Später liess sie es wieder bleiben.
Meine Mutter war in Muri zuweilen zu
Partys mit Diplomaten, Magnaten und Geschäftsleuten eingeladen. Eine ihrer
Standarderzählungen gipfelte jeweils im von Kichern begleiteten Eingeständnis,
dass sie an einem dieser Empfänge den damaligen Bundesrat Nello Celio Cello genannt habe. Er war offenbar ein Charmebolzen, mit dem sie
es gut konnte. Ein paar Gläschen Champagner taten das ihrige wohl dazu.
Tante Käthi hatte
drei Kinder: Monika, Bärni und Jürg. Als Monika heiratete, war ich vielleicht 15 Jahre alt und
auch zur Hochzeit eingeladen. Wir übernachteten bei Lötter, und am Morgen musste
ich zu meinem Schrecken feststellen, dass ich ins Bett geschissen hatte, obwohl
ich weder Durchfall hatte, noch sonst krank war. Lotti versuchte mich zu
trösten mit dem Hinweis, dass dies jedem passieren könne. Das mochte ich aber
ihr nicht glauben. Ich schämte mich sehr.
Die aufwendige und auch ziemlich
laute Hochzeit galt noch Jahre später als das gesellschaftliche Ereignis Berns,
auch wenn sich die Produktionen eher auf WC-Rollen-Niveau bewegten. Die Braut,
ganz in Weiss, sah hinreissend aus, und der Bräutigam stammte aus gutem Hause.

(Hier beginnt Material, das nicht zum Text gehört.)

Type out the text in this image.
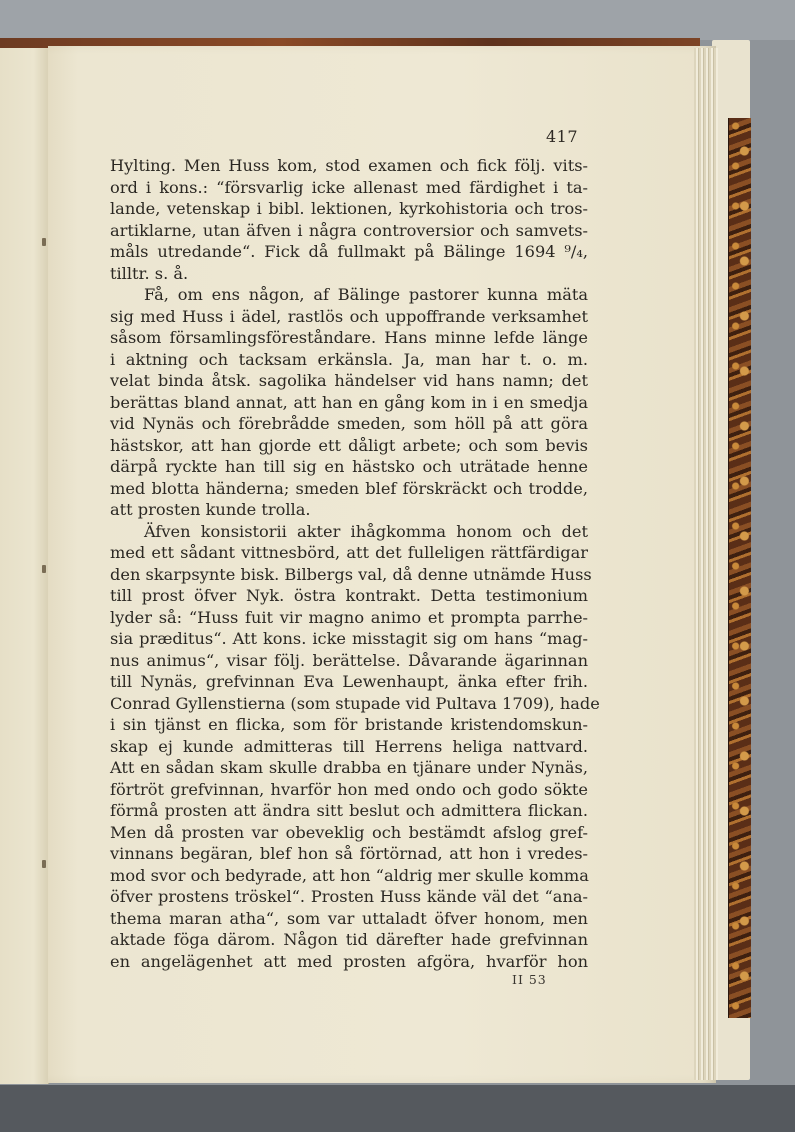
417
Hylting. Men Huss kom, stod examen och fick följ. vits-
ord i kons.: “försvarlig icke allenast med färdighet i ta-
lande, vetenskap i bibl. lektionen, kyrkohistoria och tros-
artiklarne, utan äfven i några controversior och samvets-
måls utredande“. Fick då fullmakt på Bälinge 1694 ⁹/₄,
tilltr. s. å.
Få, om ens någon, af Bälinge pastorer kunna mäta
sig med Huss i ädel, rastlös och uppoffrande verksamhet
såsom församlingsföreståndare. Hans minne lefde länge
i aktning och tacksam erkänsla. Ja, man har t. o. m.
velat binda åtsk. sagolika händelser vid hans namn; det
berättas bland annat, att han en gång kom in i en smedja
vid Nynäs och förebrådde smeden, som höll på att göra
hästskor, att han gjorde ett dåligt arbete; och som bevis
därpå ryckte han till sig en hästsko och uträtade henne
med blotta händerna; smeden blef förskräckt och trodde,
att prosten kunde trolla.
Äfven konsistorii akter ihågkomma honom och det
med ett sådant vittnesbörd, att det fulleligen rättfärdigar
den skarpsynte bisk. Bilbergs val, då denne utnämde Huss
till prost öfver Nyk. östra kontrakt. Detta testimonium
lyder så: “Huss fuit vir magno animo et prompta parrhe-
sia præditus“. Att kons. icke misstagit sig om hans “mag-
nus animus“, visar följ. berättelse. Dåvarande ägarinnan
till Nynäs, grefvinnan Eva Lewenhaupt, änka efter frih.
Conrad Gyllenstierna (som stupade vid Pultava 1709), hade
i sin tjänst en flicka, som för bristande kristendomskun-
skap ej kunde admitteras till Herrens heliga nattvard.
Att en sådan skam skulle drabba en tjänare under Nynäs,
förtröt grefvinnan, hvarför hon med ondo och godo sökte
förmå prosten att ändra sitt beslut och admittera flickan.
Men då prosten var obeveklig och bestämdt afslog gref-
vinnans begäran, blef hon så förtörnad, att hon i vredes-
mod svor och bedyrade, att hon “aldrig mer skulle komma
öfver prostens tröskel“. Prosten Huss kände väl det “ana-
thema maran atha“, som var uttaladt öfver honom, men
aktade föga därom. Någon tid därefter hade grefvinnan
en angelägenhet att med prosten afgöra, hvarför hon
II 53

Am besten kann ich mich noch an Monikas jüngeren Bruder Bärni erinnern. Er trug
einen perfekt geschneiderten Smoking und wusste alle mit seinem gewinnenden
Lächeln für sich einzunehmen. Meine Mutter schwärmte noch Wochen später von
ihm, und ich musste ihr unumwunden zustimmen. Zu seiner strahlenden Erscheinung
passte auch der dominante, aus Zedernholz, Moschus und Tonkabohnen kombinierte
Duft seines Acqua di Selva. Ich wünschte mir damals zu meiner ersten Rasur
nichts sehnlicher als diesen starken Duft, der das Selbstbewusstsein eines
jeden Mannes in ungeahnte Höhen zu treiben vermochte. Doch mein Taschengeld
reichte nur gerade zu einer ordinären Flasche Pitralon aus der EPA. Dieses Warenhauswässerchen erwies sich, wie konnte es
anders sein, als Demütigung, als Flop. Ich ertrug es schon nach dem ersten
Auftrag nicht mehr und meinte sogar, davon Pickel zu bekommen. Schleunigst
entsorgte ich die Flasche und schob das regelmässige Rasieren noch etwas
hinaus.
Im Gegensatz zu den bereichernden
und herzerwärmenden Begegnungen mit dem Strahlejungen Bärni fielen Lottis unter
vorgehaltener Hand gemachten Kommentare über ihn negativ aus. Es machte ihr
grosse Sorgen, dass jemand aus ihrer nächsten Verwandtschaft regelmässig in den
einschlägigen Protokollen der Polizei vorkam. Von Drogendelikten war die Rede.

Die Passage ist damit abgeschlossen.